Times Colonist

Babar heir and author revived dad’s popular book series

- HILLEL ITALIE

— Babar author Laurent de Brunhoff, who revived his father’s popular picture book series about an elephant-king and presided over its rise to a global, multimedia franchise, has died. He was 98.

De Brunhoff, a Paris native who moved to the U.S. in the 1980s, died Friday at his home in Key West, Florida, after being in hospice care for two weeks, according to his widow, Phyllis Rose.

Just 12 years old when his father, Jean de Brunhoff, died of tuberculos­is, Laurent was an adult when he drew upon his own gifts as a painter and storytelle­r and released dozens of books about the elephant who reigns over Celestevil­le, among them Babar at the Circus and Babar’s Yoga for Elephants. He preferred using fewer words than his father did, but his illustrati­ons faithfully mimicked Jean’s style.

The series has sold millions of copies worldwide and was adapted for a television program and such animated features as Babar: The Movie and Babar: King of the Elephants. Fans ranged from Charles de Gaulle to Maurice Sendak, who once wrote, “If he had come my way, how I would have welcomed that little elephant and smothered him with affection.”

The books’ appeal was far from universal. Some parents shied from the passage in the debut, The Story of Babar, the Little Elephant, about Babar’s mother being shot and killed by hunters. Numerous critics called the series racist and colonialis­t, citing Babar’s education in Paris and its influence on his (presumed) Africa-based regime. In 1983, Chilean author Ariel Dorfman would call the books an “implicit history that justifies and rationaliz­es the motives behind an internatio­nal situation in which some countries have everything and other countries almost nothing.”

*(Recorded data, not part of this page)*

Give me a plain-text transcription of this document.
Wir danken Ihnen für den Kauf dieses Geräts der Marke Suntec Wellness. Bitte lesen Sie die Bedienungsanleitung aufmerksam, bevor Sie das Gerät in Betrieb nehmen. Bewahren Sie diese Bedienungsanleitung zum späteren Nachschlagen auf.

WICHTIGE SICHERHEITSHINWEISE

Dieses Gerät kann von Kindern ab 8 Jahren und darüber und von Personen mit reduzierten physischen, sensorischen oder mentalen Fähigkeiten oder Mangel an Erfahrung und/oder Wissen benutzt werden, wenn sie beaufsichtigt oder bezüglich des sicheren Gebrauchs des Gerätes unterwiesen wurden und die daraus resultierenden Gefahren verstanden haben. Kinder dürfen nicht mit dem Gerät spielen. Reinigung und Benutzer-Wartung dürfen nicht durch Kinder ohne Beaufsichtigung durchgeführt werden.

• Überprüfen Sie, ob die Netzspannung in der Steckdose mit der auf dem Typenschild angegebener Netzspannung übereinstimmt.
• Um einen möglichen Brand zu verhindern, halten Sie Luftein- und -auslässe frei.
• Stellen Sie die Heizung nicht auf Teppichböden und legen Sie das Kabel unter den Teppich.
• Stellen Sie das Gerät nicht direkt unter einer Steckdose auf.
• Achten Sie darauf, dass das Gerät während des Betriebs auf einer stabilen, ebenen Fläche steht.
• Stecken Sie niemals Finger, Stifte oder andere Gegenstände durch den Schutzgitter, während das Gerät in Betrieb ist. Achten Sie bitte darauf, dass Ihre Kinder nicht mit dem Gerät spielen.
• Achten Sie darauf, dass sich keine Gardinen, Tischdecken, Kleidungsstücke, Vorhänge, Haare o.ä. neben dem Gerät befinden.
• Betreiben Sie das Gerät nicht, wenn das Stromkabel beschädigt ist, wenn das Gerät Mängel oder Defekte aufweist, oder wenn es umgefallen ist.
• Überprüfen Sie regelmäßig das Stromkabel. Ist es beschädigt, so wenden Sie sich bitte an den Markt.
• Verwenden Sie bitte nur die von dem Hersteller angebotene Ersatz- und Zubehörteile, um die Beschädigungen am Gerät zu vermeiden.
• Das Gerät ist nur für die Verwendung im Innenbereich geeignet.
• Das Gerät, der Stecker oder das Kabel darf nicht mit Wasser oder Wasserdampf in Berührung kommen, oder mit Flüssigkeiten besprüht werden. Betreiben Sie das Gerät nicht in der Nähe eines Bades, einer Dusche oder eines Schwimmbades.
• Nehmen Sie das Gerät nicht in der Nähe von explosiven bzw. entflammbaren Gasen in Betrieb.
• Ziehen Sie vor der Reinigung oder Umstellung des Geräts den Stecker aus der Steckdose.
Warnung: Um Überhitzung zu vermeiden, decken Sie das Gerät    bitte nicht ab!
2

Adam Gopnik, a Paris-based correspond­ent for The New Yorker, defended Babar, writing in 2008 that it “is not an unconsciou­s expression of the French colonial imaginatio­n; it is a selfconsci­ous comedy about the French colonial imaginatio­n and its close relation to the French domestic imaginatio­n.”

De Brunhoff himself acknowledg­ed finding it “a little embarrassi­ng to see Babar fighting with Black people in Africa. He especially regretted Babar’s Picnic, a 1949 publicatio­n that included crude caricature­s of Blacks and American Indians, and asked his publisher to withdraw it.

De Brunhoff was the eldest of three sons born to Jean de Brunhoff and Cecile de Brunhoff, a painter. Babar was created when Cecile de Brunhoff, the namesake for the elephant’s kingdom and Babar’s wife, improvised a story for her kids.

“My mother started to tell us a story to distract us,” de Brunhoff told National Geographic in 2014. “We loved it, and the next day we ran to our father’s study, which was in the corner of the garden, to tell him about it. He was very amused and started to draw. And that was how the story of Babar was born.”

The debut was released in 1931 through the family-run publisher Le Jardin Des Modes. Babar was immediatel­y well received and Jean de Brunhoff completed four more Babar books before dying six years later, at age 37. Laurent’s uncle, Michael, helped publish two additional works, but no one else added to the series until after the Second World War, when Laurent, a painter by then, decided to bring it back.

De Brunhoff was married twice, most recently to the critic and biographer Phyllis Rose, who wrote the text to many of the recent Babar publicatio­ns, including the 2017 release, Babar’s Guide to Paris.

He had two children, Anne and Antoine.